The Screaming Of The Valkyries
Cradle Of Filth

Cradle of Filth est l'archétype du groupe qu'on adore détester, alors qu'à part quelques écarts de conduite franchement répréhensibles, il n'a jamais vraiment mal fait les choses. Sa discographie est à l'image des plus grands groupes de metal : absolument intouchable à ses débuts, parfois anecdotique par la suite, mais rarement hors-sujet - en tout cas hors de son propre sujet. Car on pourra reprocher aux Anglais tous les maux du monde, il y a chez eux une constante dans la défense obstinée (et frôlant parfois avec les limites du dégueulasse) d'une esthétique vampirique, gothique et lovecraftienne.
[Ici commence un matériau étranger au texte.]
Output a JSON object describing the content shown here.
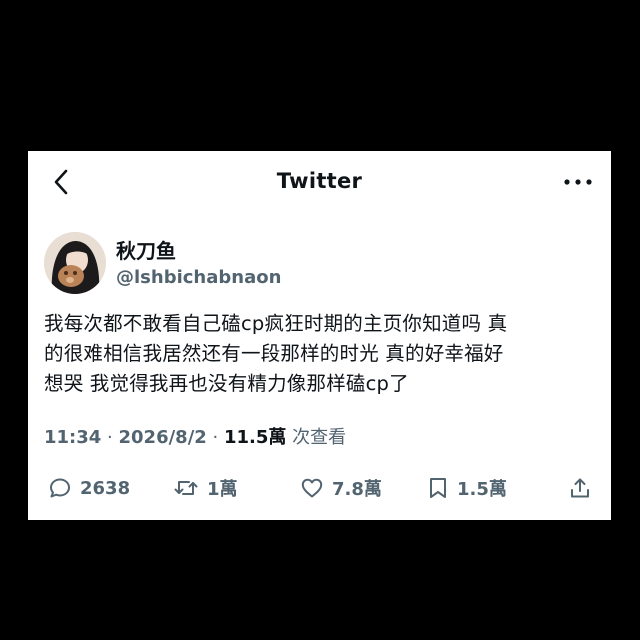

Toujours dans l'excès, jamais sans son armada de faste et de rajoutes, Cradle of Filth fascine par la cohérence d'une proposition qui semble éternelle. Le monde a bien changé en trente-cinq ans, mais pas eux. Tout ça nous ramène à une seule question : vous avez le droit de le détester corps et âme mais qui peut s’asseoir à la table de Dani Filth, le regarder dans le blanc de ses lentilles et lui dire qu'il incarne plus ou mieux que lui le black metal gothique et symphonique?
Parce que, mes amis, c'est là tout le sel de Cradle of Filth. Ce leader charismatique aux tics vocaux indécents – qu'on aime ou qu'on déteste, la performance vocale a toujours quelque chose de spécial – qui a muté de petite légende de l'underground en superstar du cool qui traîne en studio avec Ed Sheeran, qui négocie ses contrats en major, qui rayonne sur Instagram avec sa meuf, qui transpire l'amour éternel pour un public qui lui est toujours resté fidèle. Ou dit autrement : Dani Filth est intouchable parce qu'il vit à fond sa vie de kiffeur, parce qu'il incarne la décadence musicale, parce qu'il refuse de se foutre de la gueule de ceux qui l'aiment profondément, parce qu'il qu'il se casse le cul à sortir un The Screaming Of The Valkyries franchement très honnête. Alors oui, ce quatorzième album est une synthèse de plus, mais que peut-on objectivement lui reprocher ?
Sa volonté de reprendre les vieilles recettes pour y mêler des refrains honteux de miel symphonique ? Jamais. Assurer le show avec une soupe à base de black metal vampirique, de heavy chatoyant et de thrash chevaleresque, quitte à n'être plus rien d'autre qu'un hybride génialement mature ? Mais qui sommes-nous pour aller expliquer la moindre chose à ce boss de fin de niveau qui a passé plus de la moitié de sa vie en corpse paint comme le gros patron qu'il est ? Dani Filth a le droit d'être un vieux con s'il le souhaite et à dire vrai, on le respectera qu'importe son choix. Parce qu'avec lui mourra une certaine idée du metal, une esthétique et un esprit. Parce que tous ceux qui chient sur le groupe ne sont que des pisse-froids incapables de s'émerveiller sur des riffs de titans, des chevauchées métalliques (toujours trop) cinématographiques et des performances vocales magnifiquement incarnées. Un disque taille patron, totalement maîtrisé, rempli de moments mémorables et réconfortants pour les vieux adolescents qu'on est restés. Putain, Dani, tu régales. N'arrête jamais s'il te plaît.